Gold fell to a three-week low on Tuesday, as elevated oil prices kept inflation concerns high, while investors awaited key central bank decisions this week to see if the Middle East conflict has altered the interest rate outlook.

Spot gold was down 1.1% at $4,628.63 per ounce, ‌as of 0746 GMT, ‌its lowest level since April 7. ‌US ⁠gold futures for June ⁠delivery fell 1.1% to $4,642.90.

US President Donald Trump is unhappy with the latest Iranian proposal on resolving the two-month war, a US official said, dampening hopes for a resolution to the conflict that has disrupted energy supplies, fueled inflation, and killed thousands.

"Geopolitical headlines are still the main driver (of gold prices).

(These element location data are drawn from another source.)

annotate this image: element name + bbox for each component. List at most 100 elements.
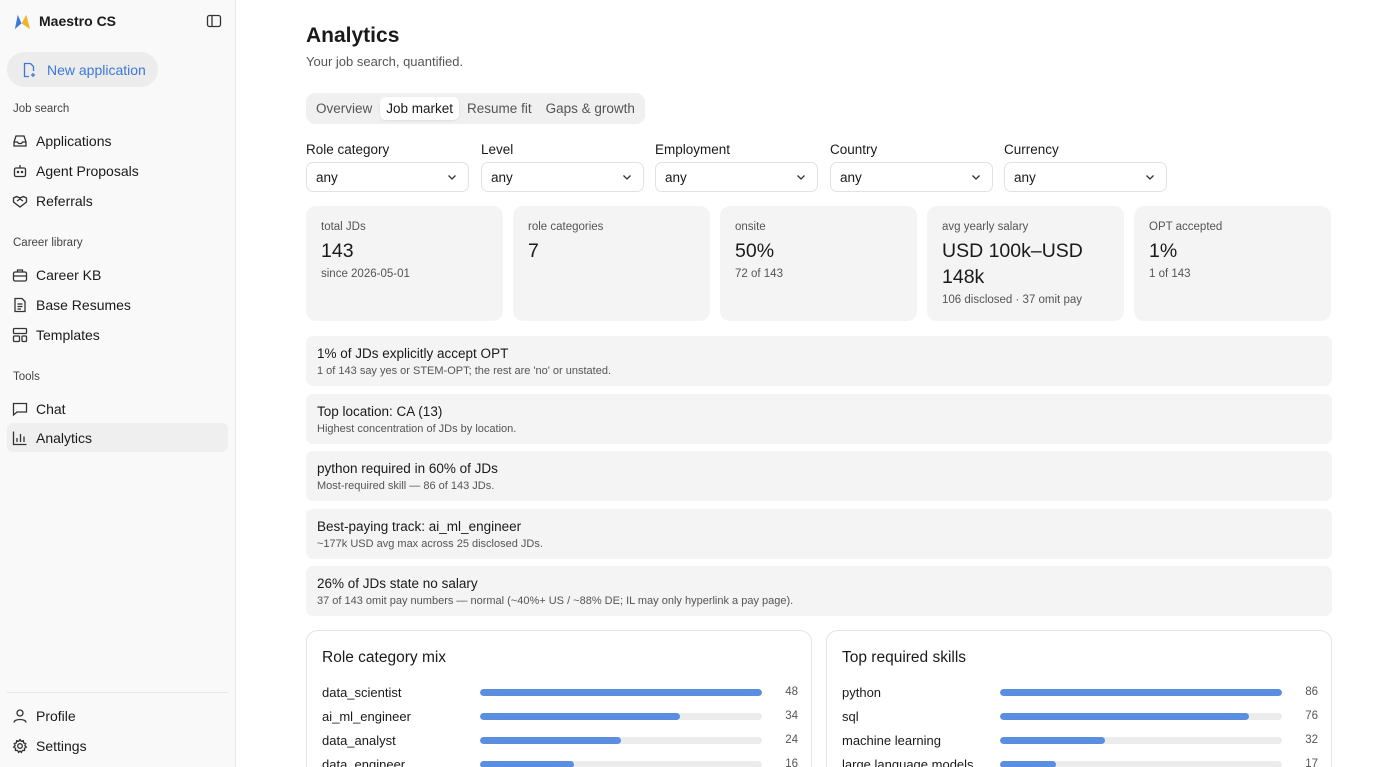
tab-overview[interactable]: Overview: [316, 101, 373, 116]
sidebar-item-label: Profile: [36, 707, 76, 724]
stat-card-opt-accepted: OPT accepted 1% 1 of 143: [1134, 206, 1331, 321]
filter-label: Currency: [1004, 142, 1059, 157]
document-icon: [14, 297, 26, 312]
sidebar-item-label: Referrals: [36, 192, 93, 209]
sidebar: Maestro CS New application Job search Ap…: [0, 0, 236, 767]
handshake-icon: [12, 195, 28, 208]
bar-value: 24: [785, 734, 798, 746]
sidebar-item-applications[interactable]: Applications: [7, 126, 228, 155]
insight-python: python required in 60% of JDs Most-requi…: [306, 451, 1332, 501]
bar-row: data_engineer 16: [322, 755, 798, 767]
stat-label: total JDs: [321, 221, 366, 233]
new-application-button[interactable]: New application: [7, 52, 158, 87]
insight-opt: 1% of JDs explicitly accept OPT 1 of 143…: [306, 336, 1332, 386]
insight-title: Top location: CA (13): [317, 404, 443, 419]
filter-label: Level: [481, 142, 514, 157]
stat-value: 1%: [1149, 240, 1178, 262]
bar-value: 48: [785, 686, 798, 698]
bar-row: data_analyst 24: [322, 731, 798, 749]
bar-track: [1000, 688, 1282, 696]
bar-row: large language models 17: [842, 755, 1318, 767]
chevron-down-icon: [623, 175, 631, 180]
insight-title: 1% of JDs explicitly accept OPT: [317, 346, 509, 361]
sidebar-item-career-kb[interactable]: Career KB: [7, 260, 228, 289]
chevron-down-icon: [797, 175, 805, 180]
sidebar-item-templates[interactable]: Templates: [7, 320, 228, 349]
bar-track: [1000, 736, 1282, 744]
sidebar-item-analytics[interactable]: Analytics: [7, 423, 228, 452]
level-select[interactable]: any: [481, 162, 644, 192]
bar-value: 16: [785, 758, 798, 767]
sidebar-item-label: Templates: [36, 326, 100, 343]
stat-label: avg yearly salary: [942, 221, 1029, 233]
sidebar-item-agent-proposals[interactable]: Agent Proposals: [7, 156, 228, 185]
brand[interactable]: Maestro CS: [13, 11, 116, 31]
filter-country: Country any: [830, 142, 993, 192]
tab-gaps-growth[interactable]: Gaps & growth: [545, 101, 635, 116]
bar-fill: [1000, 736, 1105, 744]
bar-label: machine learning: [842, 732, 942, 748]
bot-icon: [13, 164, 27, 177]
bar-track: [1000, 760, 1282, 767]
bar-fill: [1000, 760, 1056, 767]
bar-row: python 86: [842, 683, 1318, 701]
sidebar-item-chat[interactable]: Chat: [7, 394, 228, 423]
gear-icon: [12, 737, 28, 753]
bar-track: [480, 688, 762, 696]
analytics-tabs: Overview Job market Resume fit Gaps & gr…: [306, 93, 645, 124]
tab-job-market[interactable]: Job market: [380, 97, 460, 120]
section-label-career-library: Career library: [13, 237, 83, 249]
stat-value: USD 100k–USD 148k: [942, 240, 1083, 288]
role-category-select[interactable]: any: [306, 162, 469, 192]
select-value: any: [840, 169, 862, 185]
sidebar-item-settings[interactable]: Settings: [7, 731, 228, 760]
sidebar-item-label: Analytics: [36, 429, 93, 446]
stat-sub: 106 disclosed · 37 omit pay: [942, 294, 1082, 306]
role-category-mix-panel: Role category mix data_scientist 48 ai_ml_…: [306, 630, 812, 767]
top-skills-panel: Top required skills python 86 sql 76 machine…: [826, 630, 1332, 767]
sidebar-item-profile[interactable]: Profile: [7, 701, 228, 730]
bar-value: 17: [1305, 758, 1318, 767]
bar-track: [480, 736, 762, 744]
country-select[interactable]: any: [830, 162, 993, 192]
filter-employment: Employment any: [655, 142, 818, 192]
section-label-job-search: Job search: [13, 103, 70, 115]
select-value: any: [1014, 169, 1036, 185]
sidebar-item-label: Chat: [36, 400, 66, 417]
currency-select[interactable]: any: [1004, 162, 1167, 192]
bar-fill: [480, 712, 680, 720]
bar-label: data_analyst: [322, 732, 396, 748]
chevron-down-icon: [1146, 175, 1154, 180]
bar-value: 76: [1305, 710, 1318, 722]
insight-sub: Highest concentration of JDs by location…: [317, 423, 517, 435]
briefcase-icon: [12, 268, 28, 282]
employment-select[interactable]: any: [655, 162, 818, 192]
insight-title: python required in 60% of JDs: [317, 461, 498, 476]
select-value: any: [665, 169, 687, 185]
app-name: Maestro CS: [39, 13, 117, 29]
bar-fill: [1000, 688, 1282, 696]
bar-fill: [480, 688, 762, 696]
filter-label: Role category: [306, 142, 390, 157]
bar-value: 32: [1305, 734, 1318, 746]
bar-track: [480, 712, 762, 720]
filter-role-category: Role category any: [306, 142, 469, 192]
panel-title: Top required skills: [842, 649, 967, 666]
insight-top-location: Top location: CA (13) Highest concentrat…: [306, 394, 1332, 444]
tab-resume-fit[interactable]: Resume fit: [467, 101, 532, 116]
stat-sub: 72 of 143: [735, 268, 783, 280]
bar-value: 86: [1305, 686, 1318, 698]
panel-title: Role category mix: [322, 649, 447, 666]
bar-track: [480, 760, 762, 767]
stat-label: role categories: [528, 221, 604, 233]
bar-row: ai_ml_engineer 34: [322, 707, 798, 725]
bar-label: ai_ml_engineer: [322, 708, 411, 724]
page-title: Analytics: [306, 24, 400, 47]
sidebar-item-label: Agent Proposals: [36, 162, 139, 179]
sidebar-toggle-icon[interactable]: [206, 13, 222, 29]
file-plus-icon: [23, 62, 35, 77]
sidebar-item-referrals[interactable]: Referrals: [7, 186, 228, 215]
sidebar-item-base-resumes[interactable]: Base Resumes: [7, 290, 228, 319]
stat-card-avg-salary: avg yearly salary USD 100k–USD 148k 106 …: [927, 206, 1124, 321]
sidebar-item-label: Career KB: [36, 266, 102, 283]
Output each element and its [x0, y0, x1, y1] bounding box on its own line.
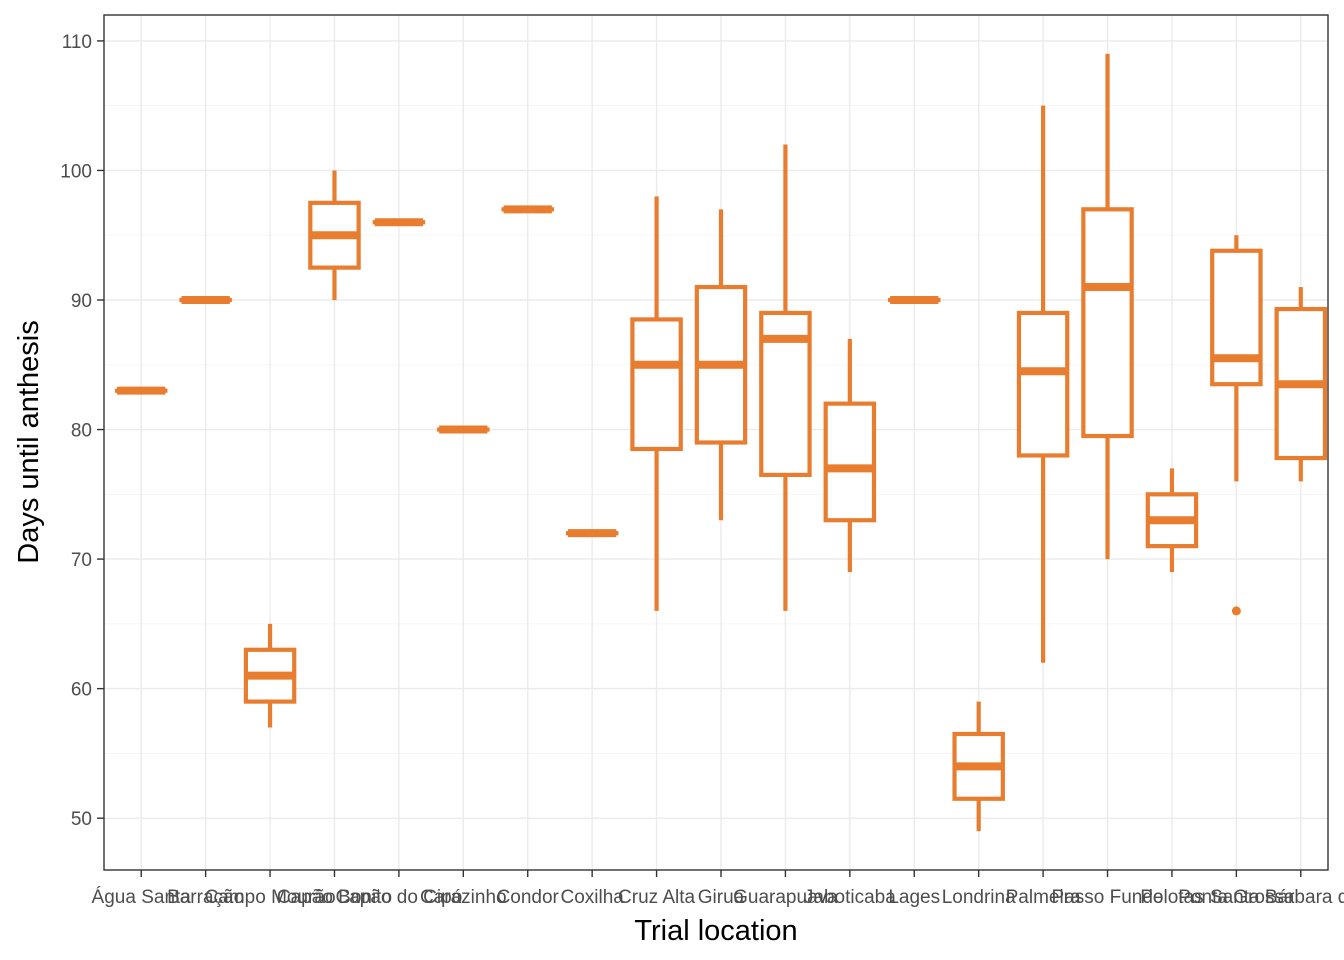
plot-panel-border	[103, 14, 1329, 871]
y-axis: 50 60 70 80 90 100 110	[60, 32, 104, 830]
box-series	[114, 53, 1328, 832]
box-rect	[823, 401, 877, 523]
box-18	[1210, 235, 1263, 616]
x-tick-label: Lages	[888, 887, 940, 908]
x-tick-label: Capão Bonito	[277, 887, 392, 908]
box-19	[1274, 287, 1328, 482]
x-tick-label: Condor	[497, 887, 560, 908]
x-tick-label: Carazinho	[420, 887, 507, 908]
box-rect	[1081, 207, 1134, 439]
box-9	[630, 196, 683, 611]
x-tick-label: Coxilha	[560, 887, 624, 908]
x-tick-label: Ponta Grossa	[1178, 887, 1295, 908]
y-tick-label: 110	[62, 32, 92, 53]
y-axis-title: Days until anthesis	[13, 320, 45, 563]
y-tick-label: 60	[71, 680, 92, 701]
box-17	[1145, 468, 1199, 573]
box-12	[823, 338, 877, 573]
y-tick-label: 90	[71, 291, 92, 312]
x-tick-label: Jaboticaba	[804, 887, 896, 908]
y-tick-label: 80	[71, 421, 92, 442]
box-rect	[1016, 310, 1070, 458]
box-rect	[630, 317, 683, 452]
x-tick-label: Cruz Alta	[618, 887, 696, 908]
y-tick-label: 100	[60, 161, 92, 182]
outlier-point	[1231, 606, 1241, 616]
x-axis-title: Trial location	[634, 915, 797, 947]
x-tick-label: Capão do Cipó	[336, 887, 463, 908]
x-tick-label: Campo Mourão	[205, 887, 336, 908]
x-tick-label: Passo Fundo	[1052, 887, 1164, 908]
x-tick-label: Girua	[698, 887, 745, 908]
box-14	[952, 701, 1005, 832]
x-tick-label: Pelotas	[1140, 887, 1203, 908]
x-tick-label: Santa Bárbara do Sul	[1210, 887, 1344, 908]
box-15	[1016, 105, 1070, 663]
x-tick-label: Guarapuava	[733, 887, 838, 908]
x-tick-label: Londrina	[942, 887, 1016, 908]
y-tick-label: 50	[71, 809, 92, 830]
box-3	[243, 623, 297, 728]
box-4	[308, 170, 361, 300]
box-10	[694, 209, 748, 521]
box-rect	[1210, 248, 1263, 387]
x-tick-label: Água Santa	[92, 887, 192, 908]
x-tick-label: Palmeira	[1006, 887, 1081, 908]
box-16	[1081, 53, 1134, 560]
x-tick-label: Barração	[167, 887, 244, 908]
box-11	[759, 144, 812, 611]
y-tick-label: 70	[71, 550, 92, 571]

In the ⁠event of a deal (between the US and Iran) ‌or an interim deal, the ‌dollar should weaken, and gold will likely break out to the upside," ‌said Edward Meir, analyst at Marex.

The dollar gained, ‌and oil prices rose above $111 a barrel, as the crucial Strait of Hormuz waterway remained largely shut.

Higher crude oil prices can stoke inflation by raising transportation and production costs, increasing the likelihood of higher ‌interest rates.

While gold is considered an inflation hedge, high interest rates make yield-bearing assets ⁠more attractive, weighing ⁠on its appeal.

The Bank of Japan kept interest rates steady on Tuesday but three of its nine-member board proposed hiking borrowing costs, signaling policymakers' concerns over inflationary pressures from the Middle East conflict.

The US Federal Reserve is also widely expected to hold interest rates steady at the end of its two-day meeting on Wednesday.

Investors will be focusing on other central bank decisions this week, including those from the European Central Bank, the Bank of England and the Bank of Canada.

Spot silver fell 2.9% to $73.28 per ounce, platinum lost 1.6% to $1,951.33, and palladium was down 1.6% at $1,453.38.